To every Biafran, this little-known Mazi Ukandu should be the very first Biafran soldier. He took the first stand, he took on the evil right at its territory. And like the rest of the Biafran soldiers after him, he was unprepared, yet much emboldened by the extreme necessity to defend himself. ‘General’ Ukandu, we salute you today. We will sit at home to remember you. You didn’t die in vain.
It is to the many Ukandus and other soldiers of the trenches that our thoughts will inevitably turn to on this 30th May. Yet we must not forget that the attritional battle in the trenches were just part of a vast war effort by men and women from across Biafraland. It was a war fought over a sprawling canvas, both on land, sea and air, but most importantly, it was a psychological war of wills; and which in the end saw the greater will triumph. That will is one of saying “we will not stand by and allow you to match to our homes and slaughter us like you slaughtered us in your territory”. That we endured for all the three years. 30th May remembrance is about celebrating that triumph of the indomitable Biafran spirit.
But 30th May does not just remind us of the sacrifice of the soldiers, sailors and airmen of the great Biafran resistance of 1967 – 1970, but also of those who followed them in later conflicts – those who, in this era, stepped out to the streets of Igweocha, Onitsha, Aba, etc to protest the resurgence of evil, those who were murdered at the night vigil in Aba, those who were mowed down at Nkpor, and those who, more recently, lost their precious young lives at various locations in Biafraland, including at Afara-Ukwu, Umuahia.
Particularly with this years ‘Sit At Home’, as we rue our fate as a people and remember those who have died in the course of freedom, we must think of those they left behind – their families and their friends. We must also remember those that are missing since 2015, those in illegal detentions, and those that have stepped forward to speak out, to lead; and despite the great dangers ahead, have stayed the course.
Reflecting on the sacrifice of our people over the years has another powerful effect. By recalling their fortitude, we come to a greater appreciation of what freedom itself means. Part of its meaning is to honor those that labored and died or suffered for it. We wish Gov. Dave Umahi and Fulani masters of Arewa Consultative Forum will appreciate this point.
Through the ‘Sit At Home, we come to appreciate that those soldiers of 1967 -1970 and our fallen self-determination agitators of today were not just fighting for themselves alone, they were fighting for our freedom and our future. It is a sacrifice that connects all our Biafran peoples – past, present and future. So on this 30th May, as we come together as a people, either sitting at home or conducting other sincere acts of remembrance, let there be pride for the service, as well as sorrow for the sacrifice.
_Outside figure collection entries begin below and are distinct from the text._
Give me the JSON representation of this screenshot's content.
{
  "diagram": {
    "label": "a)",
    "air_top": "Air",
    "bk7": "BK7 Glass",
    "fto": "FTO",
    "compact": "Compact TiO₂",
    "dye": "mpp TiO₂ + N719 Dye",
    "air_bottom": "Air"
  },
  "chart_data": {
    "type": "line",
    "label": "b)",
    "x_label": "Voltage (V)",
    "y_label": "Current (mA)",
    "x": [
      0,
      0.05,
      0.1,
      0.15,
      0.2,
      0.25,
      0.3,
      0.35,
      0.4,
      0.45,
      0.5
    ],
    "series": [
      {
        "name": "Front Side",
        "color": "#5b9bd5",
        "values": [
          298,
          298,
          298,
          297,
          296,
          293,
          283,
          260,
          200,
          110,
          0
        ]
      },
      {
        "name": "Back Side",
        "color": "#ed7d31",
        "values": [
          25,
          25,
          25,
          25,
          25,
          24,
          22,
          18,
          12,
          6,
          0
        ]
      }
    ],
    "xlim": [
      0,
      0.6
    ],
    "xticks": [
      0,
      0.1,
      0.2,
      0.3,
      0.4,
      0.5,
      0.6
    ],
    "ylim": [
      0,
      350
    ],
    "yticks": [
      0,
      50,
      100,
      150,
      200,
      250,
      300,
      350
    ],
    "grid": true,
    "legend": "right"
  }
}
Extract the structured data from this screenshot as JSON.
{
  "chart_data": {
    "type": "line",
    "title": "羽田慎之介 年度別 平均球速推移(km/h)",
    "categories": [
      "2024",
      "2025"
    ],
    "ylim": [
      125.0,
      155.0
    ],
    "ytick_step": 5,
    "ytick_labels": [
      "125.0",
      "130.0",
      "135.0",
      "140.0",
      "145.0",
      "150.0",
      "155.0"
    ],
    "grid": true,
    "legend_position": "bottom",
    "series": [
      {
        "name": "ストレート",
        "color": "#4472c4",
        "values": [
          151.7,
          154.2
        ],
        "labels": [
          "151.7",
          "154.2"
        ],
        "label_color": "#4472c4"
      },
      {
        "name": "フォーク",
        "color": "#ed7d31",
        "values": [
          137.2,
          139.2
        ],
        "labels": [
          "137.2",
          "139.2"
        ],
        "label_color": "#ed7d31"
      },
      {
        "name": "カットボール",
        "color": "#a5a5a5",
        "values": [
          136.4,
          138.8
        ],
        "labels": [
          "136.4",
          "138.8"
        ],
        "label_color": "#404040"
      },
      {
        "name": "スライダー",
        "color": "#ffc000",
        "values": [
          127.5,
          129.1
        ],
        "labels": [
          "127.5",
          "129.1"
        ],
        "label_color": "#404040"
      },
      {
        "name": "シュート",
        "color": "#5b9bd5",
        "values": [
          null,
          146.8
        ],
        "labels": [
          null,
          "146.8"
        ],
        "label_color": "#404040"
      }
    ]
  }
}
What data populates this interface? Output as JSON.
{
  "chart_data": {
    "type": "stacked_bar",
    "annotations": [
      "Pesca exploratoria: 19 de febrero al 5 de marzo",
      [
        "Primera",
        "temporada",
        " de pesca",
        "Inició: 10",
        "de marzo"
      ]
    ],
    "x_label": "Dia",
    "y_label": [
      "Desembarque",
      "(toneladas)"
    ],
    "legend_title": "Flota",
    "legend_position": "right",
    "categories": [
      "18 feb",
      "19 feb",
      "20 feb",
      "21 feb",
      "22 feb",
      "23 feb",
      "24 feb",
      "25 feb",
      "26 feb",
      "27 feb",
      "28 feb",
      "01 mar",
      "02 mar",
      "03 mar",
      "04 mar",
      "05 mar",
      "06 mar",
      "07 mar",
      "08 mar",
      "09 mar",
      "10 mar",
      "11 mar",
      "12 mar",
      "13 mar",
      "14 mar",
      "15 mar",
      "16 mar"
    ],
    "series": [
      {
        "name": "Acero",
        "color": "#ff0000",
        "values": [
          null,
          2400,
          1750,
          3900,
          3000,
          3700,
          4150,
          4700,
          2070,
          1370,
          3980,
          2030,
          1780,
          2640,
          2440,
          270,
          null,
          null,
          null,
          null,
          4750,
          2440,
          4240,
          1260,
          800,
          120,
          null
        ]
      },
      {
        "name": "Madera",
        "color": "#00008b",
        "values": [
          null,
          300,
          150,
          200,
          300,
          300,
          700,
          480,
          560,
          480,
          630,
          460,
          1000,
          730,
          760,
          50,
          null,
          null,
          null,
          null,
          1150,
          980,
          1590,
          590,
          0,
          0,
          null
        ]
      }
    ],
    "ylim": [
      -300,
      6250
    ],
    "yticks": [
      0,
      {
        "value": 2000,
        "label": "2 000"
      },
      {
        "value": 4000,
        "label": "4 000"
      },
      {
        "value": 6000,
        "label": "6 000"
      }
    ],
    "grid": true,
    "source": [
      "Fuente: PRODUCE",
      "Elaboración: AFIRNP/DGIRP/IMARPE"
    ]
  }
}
We have a right and then the duty to remember the fallen not just with sadness, but also with eternal respect and gratitude, in the knowledge that we are living the future they fought for. And we remember those still missing in the trenches, especially Mazi Nnamdi Kanu who, in this era, has been most steadfast in standing against evil.
Mazi Uche Mefor
Deputy Leader Indigenous People of Biafra (IPOB).